Backed by an investment of $360 million through the Government of Canada, the newly launched National Quantum Strategy (NQS) aims to strengthen Canada’s position at the forefront of global quantum developments.

Minister of Innovation, Science and Industry, the Hon. François-Philippe Champagne said quantum technologies will shape the course of the future, and Canada is at the forefront, leading the way.

“The National Quantum Strategy will support a resilient economy by strengthening our research, businesses and talent, giving Canada a competitive advantage for decades to come.
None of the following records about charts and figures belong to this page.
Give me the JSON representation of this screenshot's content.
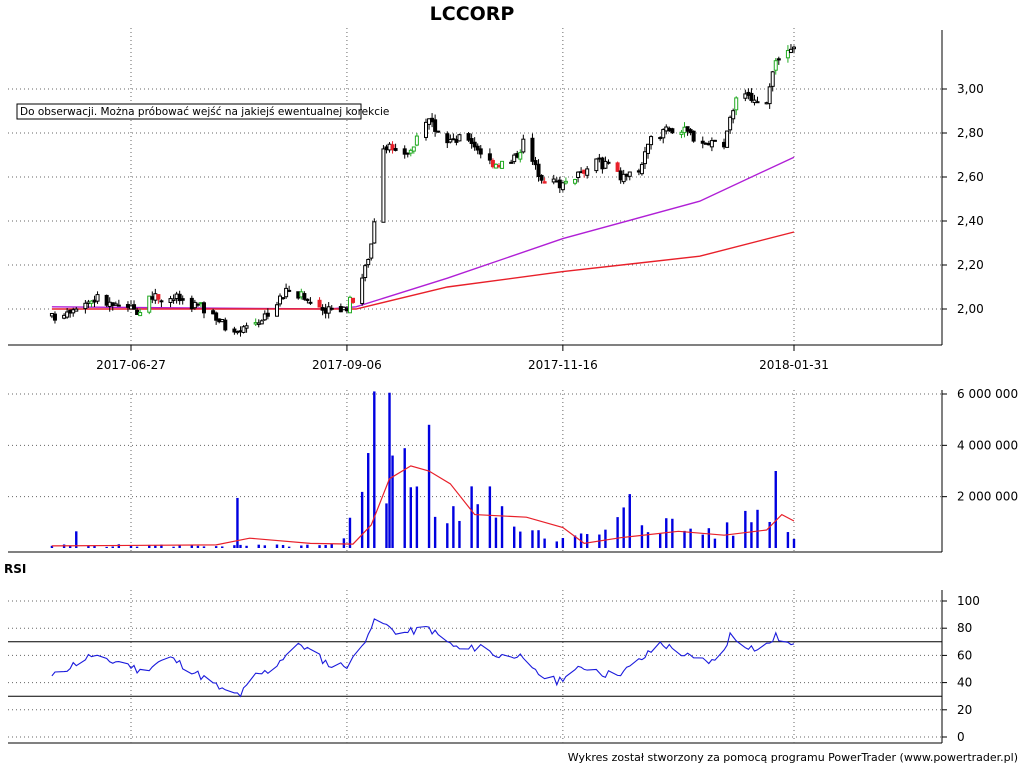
{
  "chart_data": [
    {
      "type": "candlestick",
      "title": "LCCORP",
      "annotation": "Do obserwacji. Można próbować wejść na jakiejś ewentualnej korekcie",
      "y_ticks": [
        "2,00",
        "2,20",
        "2,40",
        "2,60",
        "2,80",
        "3,00"
      ],
      "ylim": [
        1.85,
        3.22
      ],
      "x_ticks": [
        {
          "date": "2017-06-27",
          "label": "2017-06-27"
        },
        {
          "date": "2017-09-06",
          "label": "2017-09-06"
        },
        {
          "date": "2017-11-16",
          "label": "2017-11-16"
        },
        {
          "date": "2018-01-31",
          "label": "2018-01-31"
        }
      ],
      "x_range": [
        "2017-05-31",
        "2018-02-16"
      ],
      "grid": true,
      "price_path": [
        [
          "2017-06-01",
          1.96
        ],
        [
          "2017-06-09",
          2.02
        ],
        [
          "2017-06-16",
          2.05
        ],
        [
          "2017-06-23",
          2.0
        ],
        [
          "2017-06-30",
          2.0
        ],
        [
          "2017-07-05",
          2.06
        ],
        [
          "2017-07-12",
          2.05
        ],
        [
          "2017-07-18",
          2.02
        ],
        [
          "2017-07-24",
          1.98
        ],
        [
          "2017-07-28",
          1.92
        ],
        [
          "2017-08-03",
          1.92
        ],
        [
          "2017-08-09",
          1.96
        ],
        [
          "2017-08-14",
          2.03
        ],
        [
          "2017-08-18",
          2.09
        ],
        [
          "2017-08-24",
          2.04
        ],
        [
          "2017-08-30",
          2.0
        ],
        [
          "2017-09-05",
          2.0
        ],
        [
          "2017-09-08",
          2.05
        ],
        [
          "2017-09-12",
          2.18
        ],
        [
          "2017-09-14",
          2.3
        ],
        [
          "2017-09-18",
          2.75
        ],
        [
          "2017-09-22",
          2.7
        ],
        [
          "2017-09-27",
          2.72
        ],
        [
          "2017-10-03",
          2.85
        ],
        [
          "2017-10-09",
          2.76
        ],
        [
          "2017-10-16",
          2.78
        ],
        [
          "2017-10-23",
          2.67
        ],
        [
          "2017-10-30",
          2.66
        ],
        [
          "2017-11-03",
          2.76
        ],
        [
          "2017-11-07",
          2.64
        ],
        [
          "2017-11-11",
          2.58
        ],
        [
          "2017-11-16",
          2.57
        ],
        [
          "2017-11-22",
          2.63
        ],
        [
          "2017-11-28",
          2.67
        ],
        [
          "2017-12-05",
          2.6
        ],
        [
          "2017-12-11",
          2.63
        ],
        [
          "2017-12-15",
          2.76
        ],
        [
          "2017-12-20",
          2.83
        ],
        [
          "2017-12-27",
          2.8
        ],
        [
          "2018-01-03",
          2.75
        ],
        [
          "2018-01-08",
          2.73
        ],
        [
          "2018-01-12",
          2.98
        ],
        [
          "2018-01-17",
          2.95
        ],
        [
          "2018-01-22",
          2.92
        ],
        [
          "2018-01-25",
          3.12
        ],
        [
          "2018-01-31",
          3.18
        ]
      ],
      "series": [
        {
          "name": "",
          "color": "#b01fd6",
          "points": [
            [
              "2017-06-01",
              2.01
            ],
            [
              "2017-08-31",
              2.0
            ],
            [
              "2017-09-09",
              2.01
            ],
            [
              "2017-10-09",
              2.14
            ],
            [
              "2017-11-16",
              2.32
            ],
            [
              "2017-12-31",
              2.49
            ],
            [
              "2018-01-31",
              2.69
            ]
          ]
        },
        {
          "name": "",
          "color": "#e8202a",
          "points": [
            [
              "2017-06-01",
              2.0
            ],
            [
              "2017-09-09",
              2.0
            ],
            [
              "2017-10-09",
              2.1
            ],
            [
              "2017-11-16",
              2.17
            ],
            [
              "2017-12-31",
              2.24
            ],
            [
              "2018-01-31",
              2.35
            ]
          ]
        }
      ],
      "colors": {
        "up": "#22aa22",
        "down": "#e8202a",
        "neutral": "#000000"
      }
    },
    {
      "type": "bar",
      "y_ticks": [
        "2 000 000",
        "4 000 000",
        "6 000 000"
      ],
      "ylim": [
        0,
        6200000
      ],
      "volume_envelope": [
        [
          "2017-06-01",
          120000
        ],
        [
          "2017-08-31",
          110000
        ],
        [
          "2017-09-05",
          350000
        ],
        [
          "2017-09-12",
          2600000
        ],
        [
          "2017-09-15",
          6100000
        ],
        [
          "2017-09-20",
          3000000
        ],
        [
          "2017-09-26",
          4900000
        ],
        [
          "2017-10-02",
          2000000
        ],
        [
          "2017-10-09",
          1100000
        ],
        [
          "2017-10-16",
          2300000
        ],
        [
          "2017-10-23",
          1400000
        ],
        [
          "2017-11-01",
          1300000
        ],
        [
          "2017-11-08",
          1000000
        ],
        [
          "2017-11-16",
          400000
        ],
        [
          "2017-11-30",
          700000
        ],
        [
          "2017-12-08",
          1700000
        ],
        [
          "2017-12-15",
          1300000
        ],
        [
          "2017-12-27",
          900000
        ],
        [
          "2018-01-10",
          800000
        ],
        [
          "2018-01-22",
          2100000
        ],
        [
          "2018-01-26",
          2900000
        ],
        [
          "2018-01-31",
          500000
        ]
      ],
      "spikes": [
        [
          "2017-06-09",
          650000
        ],
        [
          "2017-07-16",
          1800000
        ],
        [
          "2017-08-01",
          1950000
        ],
        [
          "2017-09-13",
          3700000
        ],
        [
          "2017-09-15",
          6100000
        ],
        [
          "2017-09-20",
          6050000
        ],
        [
          "2017-10-01",
          4900000
        ],
        [
          "2017-10-03",
          4800000
        ],
        [
          "2017-10-23",
          2400000
        ],
        [
          "2017-11-11",
          2400000
        ],
        [
          "2017-12-08",
          2100000
        ],
        [
          "2017-12-24",
          2300000
        ],
        [
          "2018-01-25",
          3000000
        ],
        [
          "2018-01-28",
          2700000
        ]
      ],
      "series": [
        {
          "name": "",
          "color": "#e8202a",
          "points": [
            [
              "2017-06-01",
              80000
            ],
            [
              "2017-07-25",
              120000
            ],
            [
              "2017-08-05",
              380000
            ],
            [
              "2017-08-25",
              180000
            ],
            [
              "2017-09-08",
              150000
            ],
            [
              "2017-09-14",
              900000
            ],
            [
              "2017-09-20",
              2700000
            ],
            [
              "2017-09-27",
              3200000
            ],
            [
              "2017-10-03",
              3000000
            ],
            [
              "2017-10-10",
              2500000
            ],
            [
              "2017-10-18",
              1300000
            ],
            [
              "2017-11-04",
              1200000
            ],
            [
              "2017-11-16",
              800000
            ],
            [
              "2017-11-23",
              180000
            ],
            [
              "2017-12-05",
              400000
            ],
            [
              "2017-12-24",
              650000
            ],
            [
              "2018-01-08",
              500000
            ],
            [
              "2018-01-22",
              700000
            ],
            [
              "2018-01-27",
              1300000
            ],
            [
              "2018-01-31",
              1050000
            ]
          ]
        }
      ],
      "colors": {
        "bar": "#0000e0",
        "ma": "#e8202a"
      }
    },
    {
      "type": "line",
      "panel_label": "RSI",
      "y_ticks": [
        "0",
        "20",
        "40",
        "60",
        "80",
        "100"
      ],
      "ylim": [
        0,
        100
      ],
      "reference_lines": [
        70,
        30
      ],
      "series": [
        {
          "name": "",
          "color": "#1a1adc",
          "points": [
            [
              "2017-06-01",
              44
            ],
            [
              "2017-06-07",
              52
            ],
            [
              "2017-06-14",
              60
            ],
            [
              "2017-06-19",
              55
            ],
            [
              "2017-06-24",
              56
            ],
            [
              "2017-06-30",
              48
            ],
            [
              "2017-07-06",
              55
            ],
            [
              "2017-07-10",
              58
            ],
            [
              "2017-07-17",
              49
            ],
            [
              "2017-07-22",
              42
            ],
            [
              "2017-07-28",
              33
            ],
            [
              "2017-08-02",
              31
            ],
            [
              "2017-08-07",
              45
            ],
            [
              "2017-08-12",
              49
            ],
            [
              "2017-08-17",
              61
            ],
            [
              "2017-08-22",
              68
            ],
            [
              "2017-08-27",
              60
            ],
            [
              "2017-09-01",
              52
            ],
            [
              "2017-09-06",
              53
            ],
            [
              "2017-09-10",
              61
            ],
            [
              "2017-09-13",
              78
            ],
            [
              "2017-09-16",
              87
            ],
            [
              "2017-09-20",
              80
            ],
            [
              "2017-09-24",
              76
            ],
            [
              "2017-09-28",
              78
            ],
            [
              "2017-10-03",
              80
            ],
            [
              "2017-10-08",
              71
            ],
            [
              "2017-10-14",
              63
            ],
            [
              "2017-10-20",
              67
            ],
            [
              "2017-10-26",
              59
            ],
            [
              "2017-11-01",
              61
            ],
            [
              "2017-11-05",
              50
            ],
            [
              "2017-11-10",
              44
            ],
            [
              "2017-11-14",
              41
            ],
            [
              "2017-11-19",
              48
            ],
            [
              "2017-11-25",
              52
            ],
            [
              "2017-11-30",
              46
            ],
            [
              "2017-12-06",
              48
            ],
            [
              "2017-12-13",
              59
            ],
            [
              "2017-12-18",
              69
            ],
            [
              "2017-12-23",
              64
            ],
            [
              "2017-12-29",
              57
            ],
            [
              "2018-01-06",
              55
            ],
            [
              "2018-01-10",
              75
            ],
            [
              "2018-01-15",
              68
            ],
            [
              "2018-01-20",
              63
            ],
            [
              "2018-01-25",
              74
            ],
            [
              "2018-01-31",
              66
            ]
          ]
        }
      ]
    }
  ],
  "footer": "Wykres został stworzony za pomocą programu PowerTrader (www.powertrader.pl)"
}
I look forward to collaborating with businesses, researchers and academia as we build our quantum future,” said Minister Champagne.

The Stewart Blusson Quantum Matter Institute (Blusson QMI) Scientific Director, Professor Andrea Damascelli, said the strategy reinforces Canada’s position as a global player in quantum science and will boost the nation’s capability to attract and retain top scientific staff, postdoctoral fellows, and students from around the world.

“For Blusson QMI, the strategy will allow us to realize the full potential of quantum materials – the building blocks for future technologies, from quantum computers and ultra-sensitive sensors to high-performance batteries and supercapacitors.”

Quantum materials have been recognized as one of the five principal quantum technologies in the strategy and play a key role in realizing the strategy’s three missions:

  • Make Canada a world leader in the continued development, deployment and use of quantum computing hardware and software.
  • Ensure the privacy and cyber-security of Canadians in a quantum-enabled world through a national secure quantum communications network and a post-quantum cryptography initiative.
  • Enable the Government of Canada and key industries to be developers and early adopters of new quantum sensing technologies.

With unique magnetic and electrical properties, and more robust phase coherence, quantum materials have the potential to enable the construction of quantum computers that are less error-prone and quantum sensors that are ultra-sensitive, highly tunable, and energy-efficient.

In the quest for useful quantum computation, quantum-material-based devices could be directly applied to build the next generation of computing architectures, said Blusson QMI Investigator Dr. Joseph Salfi.

Dr. Salfi, an Assistant Professor at UBC’s Department of Electrical and Computer Engineering, leads a research group studying the physical implementation of quantum computers.

“Quantum device research typically employs existing quantum materials or combinations of them. Quantum materials discoveries could provide new building blocks for this future technology,” Dr. Salfi said. “Furthermore, the states inside quantum materials are intimately connected to the ones created inside quantum computers during computation. The two fields can cross-fertilize each other.”

Dr. Salfi’s research group investigates and builds prototypes of future large-scale quantum computers based on silicon materials and devices that underpin classical computer technologies, and therefore have a special industrial relevance.

“I tell my students that they will be among the first people trained in the field who will not just become researchers in quantum computing, but who will also have the opportunity to translate the science into practice to make industrially relevant quantum computers,” said Salfi.

“Small quantum computers already work, and larger ones are on the cusp of delivering their promise. It’s up to us to figure out what we are going to do with quantum computers; how to build them and make them better, and how to make them accessible.”

At Blusson QMI, the first Global Research Excellence (GREx) Institute at the University of British Columbia, our investigators are collaborative theorists and experimentalists working together across departments and disciplines to identify, classify and explore quantum materials and phenomena, catalyzing the discovery and design of the quantum technologies of the future.